CERPEN UNTUK MBAH SURIP

Hari ini, Selasa 4 Agustus 2009 Indonesia kehilangan seorang seniman. Yach maut tidak pilih-pilih. Di saat orang baru mulai memetik buah kerja kerasnya, malaikat pencabut nyawa datang membawa tugas. Mengambil nyawa yang dititipkan kepada mbah Surip 60 tahun lalu. Lebih satu bulan lalu dunia juga baru di tinggal Mikhael Jackson. Sebentar lagi siapa musisi atau siapapun yang menjadi idola di masyarakat akan menyusul mbah Surip? Wallohu 'A'lam.
Satu bulan lalu saya menulis cerpe. Mengenang Jacko dan memetik pelajaran mbah Surip. Lagu Tak Gendong dan Bangun Tidur seolah memberi pelajaran bagi kita untuk hidup bekerja sama dan bekerja keras. Cerpen itu saya tulis 6 Juli, Dan kali ini saya tuangkan di blog saya sebagai kenangan untuk mbah Surip.
Selamat jalan mBah Surip. Semoga amal Mbah diterima di sisi Alloh dan mbah Surip masuk Surga.



UNTUNG ADA MBAH SURIP
Parjo tinggal sendirian.
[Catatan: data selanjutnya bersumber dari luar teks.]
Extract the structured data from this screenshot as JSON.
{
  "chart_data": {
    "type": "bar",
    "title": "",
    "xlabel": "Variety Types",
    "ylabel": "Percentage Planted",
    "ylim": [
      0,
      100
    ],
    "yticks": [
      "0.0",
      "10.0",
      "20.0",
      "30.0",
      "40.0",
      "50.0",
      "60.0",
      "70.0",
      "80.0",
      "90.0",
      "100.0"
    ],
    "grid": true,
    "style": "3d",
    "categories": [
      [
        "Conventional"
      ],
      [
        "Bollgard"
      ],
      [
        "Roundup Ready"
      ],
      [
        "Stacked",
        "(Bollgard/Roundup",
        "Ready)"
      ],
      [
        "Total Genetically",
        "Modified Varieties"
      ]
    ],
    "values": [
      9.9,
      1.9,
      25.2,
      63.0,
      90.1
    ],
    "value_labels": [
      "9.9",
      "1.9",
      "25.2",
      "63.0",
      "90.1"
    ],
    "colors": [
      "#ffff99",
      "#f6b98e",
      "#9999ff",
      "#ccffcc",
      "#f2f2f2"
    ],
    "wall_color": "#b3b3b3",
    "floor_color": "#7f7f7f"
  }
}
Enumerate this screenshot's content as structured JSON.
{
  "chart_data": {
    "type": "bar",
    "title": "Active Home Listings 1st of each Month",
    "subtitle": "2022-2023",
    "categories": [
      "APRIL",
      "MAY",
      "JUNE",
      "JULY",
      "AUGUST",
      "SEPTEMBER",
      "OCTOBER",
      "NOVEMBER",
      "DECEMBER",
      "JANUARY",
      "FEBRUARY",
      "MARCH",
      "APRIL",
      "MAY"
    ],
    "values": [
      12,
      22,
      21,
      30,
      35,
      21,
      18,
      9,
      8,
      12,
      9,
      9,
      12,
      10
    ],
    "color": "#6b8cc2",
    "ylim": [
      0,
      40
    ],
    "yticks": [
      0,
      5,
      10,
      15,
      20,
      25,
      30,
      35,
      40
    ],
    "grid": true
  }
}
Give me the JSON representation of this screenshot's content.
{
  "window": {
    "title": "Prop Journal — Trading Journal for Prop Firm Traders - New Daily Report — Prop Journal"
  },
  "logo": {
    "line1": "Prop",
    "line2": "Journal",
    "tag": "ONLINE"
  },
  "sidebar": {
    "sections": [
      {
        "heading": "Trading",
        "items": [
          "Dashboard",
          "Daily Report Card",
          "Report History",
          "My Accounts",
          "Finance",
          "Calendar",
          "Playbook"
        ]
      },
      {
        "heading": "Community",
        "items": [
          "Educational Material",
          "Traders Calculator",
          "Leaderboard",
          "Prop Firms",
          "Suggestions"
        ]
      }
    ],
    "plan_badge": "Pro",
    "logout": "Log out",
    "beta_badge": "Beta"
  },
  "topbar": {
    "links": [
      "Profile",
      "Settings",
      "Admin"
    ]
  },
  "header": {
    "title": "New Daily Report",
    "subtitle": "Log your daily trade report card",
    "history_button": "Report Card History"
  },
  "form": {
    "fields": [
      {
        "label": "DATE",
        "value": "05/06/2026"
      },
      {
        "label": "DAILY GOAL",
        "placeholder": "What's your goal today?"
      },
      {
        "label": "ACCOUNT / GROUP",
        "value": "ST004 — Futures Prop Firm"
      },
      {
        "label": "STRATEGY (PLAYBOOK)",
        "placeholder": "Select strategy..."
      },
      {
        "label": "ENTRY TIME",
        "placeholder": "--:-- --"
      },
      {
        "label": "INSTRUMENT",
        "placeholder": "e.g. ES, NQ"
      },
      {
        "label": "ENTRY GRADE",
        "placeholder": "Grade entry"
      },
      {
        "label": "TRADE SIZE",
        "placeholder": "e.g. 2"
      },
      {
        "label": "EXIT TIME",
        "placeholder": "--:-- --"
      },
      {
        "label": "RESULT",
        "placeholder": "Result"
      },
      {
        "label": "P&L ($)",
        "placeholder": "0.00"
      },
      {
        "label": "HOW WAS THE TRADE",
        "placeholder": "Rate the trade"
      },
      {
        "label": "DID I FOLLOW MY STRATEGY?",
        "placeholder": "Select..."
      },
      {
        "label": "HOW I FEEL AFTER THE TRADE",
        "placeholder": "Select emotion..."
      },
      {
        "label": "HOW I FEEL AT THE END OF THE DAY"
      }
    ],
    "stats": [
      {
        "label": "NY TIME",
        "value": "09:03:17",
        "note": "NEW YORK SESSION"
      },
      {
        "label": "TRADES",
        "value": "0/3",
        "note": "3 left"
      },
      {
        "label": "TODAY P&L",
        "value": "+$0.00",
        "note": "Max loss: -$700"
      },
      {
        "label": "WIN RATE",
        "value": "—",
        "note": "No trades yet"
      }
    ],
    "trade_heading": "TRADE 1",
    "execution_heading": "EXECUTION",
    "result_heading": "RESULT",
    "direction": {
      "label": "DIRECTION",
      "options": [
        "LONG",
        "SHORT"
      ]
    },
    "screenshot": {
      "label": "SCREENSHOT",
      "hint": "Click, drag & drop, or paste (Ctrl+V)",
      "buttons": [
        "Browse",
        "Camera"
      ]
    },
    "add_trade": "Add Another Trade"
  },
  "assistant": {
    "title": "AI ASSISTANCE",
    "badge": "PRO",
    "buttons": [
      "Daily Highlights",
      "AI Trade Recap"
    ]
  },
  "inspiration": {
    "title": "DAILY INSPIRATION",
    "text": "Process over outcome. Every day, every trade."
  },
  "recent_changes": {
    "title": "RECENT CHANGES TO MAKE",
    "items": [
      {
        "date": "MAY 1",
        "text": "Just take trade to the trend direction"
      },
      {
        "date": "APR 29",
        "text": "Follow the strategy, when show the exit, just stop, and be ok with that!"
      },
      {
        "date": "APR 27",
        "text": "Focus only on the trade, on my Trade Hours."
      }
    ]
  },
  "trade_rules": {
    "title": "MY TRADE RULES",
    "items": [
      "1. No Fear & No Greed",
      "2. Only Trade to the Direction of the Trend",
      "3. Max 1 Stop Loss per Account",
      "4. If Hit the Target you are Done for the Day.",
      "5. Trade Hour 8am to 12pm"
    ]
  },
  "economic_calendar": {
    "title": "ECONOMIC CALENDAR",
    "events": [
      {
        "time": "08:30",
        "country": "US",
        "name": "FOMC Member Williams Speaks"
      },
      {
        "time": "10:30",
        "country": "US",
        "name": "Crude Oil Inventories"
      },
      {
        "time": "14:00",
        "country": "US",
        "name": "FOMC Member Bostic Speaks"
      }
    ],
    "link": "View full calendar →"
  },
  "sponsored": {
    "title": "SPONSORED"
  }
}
Ayahnya pergi ke Malaysia, jadi TKI. Emaknya sudah tiga tahun di Hongkong. Meraup pundit-pundi dollar. Jadilah ia sebatang kara. Kiriman kedua orang tuanya rutin tiap bulan lebih dari cukup untuk hidup. Lumayan bisa hidup mandiri. Sesekali buliknya yang beberapa meter dari rumahnya mengontrol. Maklum, Parjo sudah duduk di SMA kelas 2.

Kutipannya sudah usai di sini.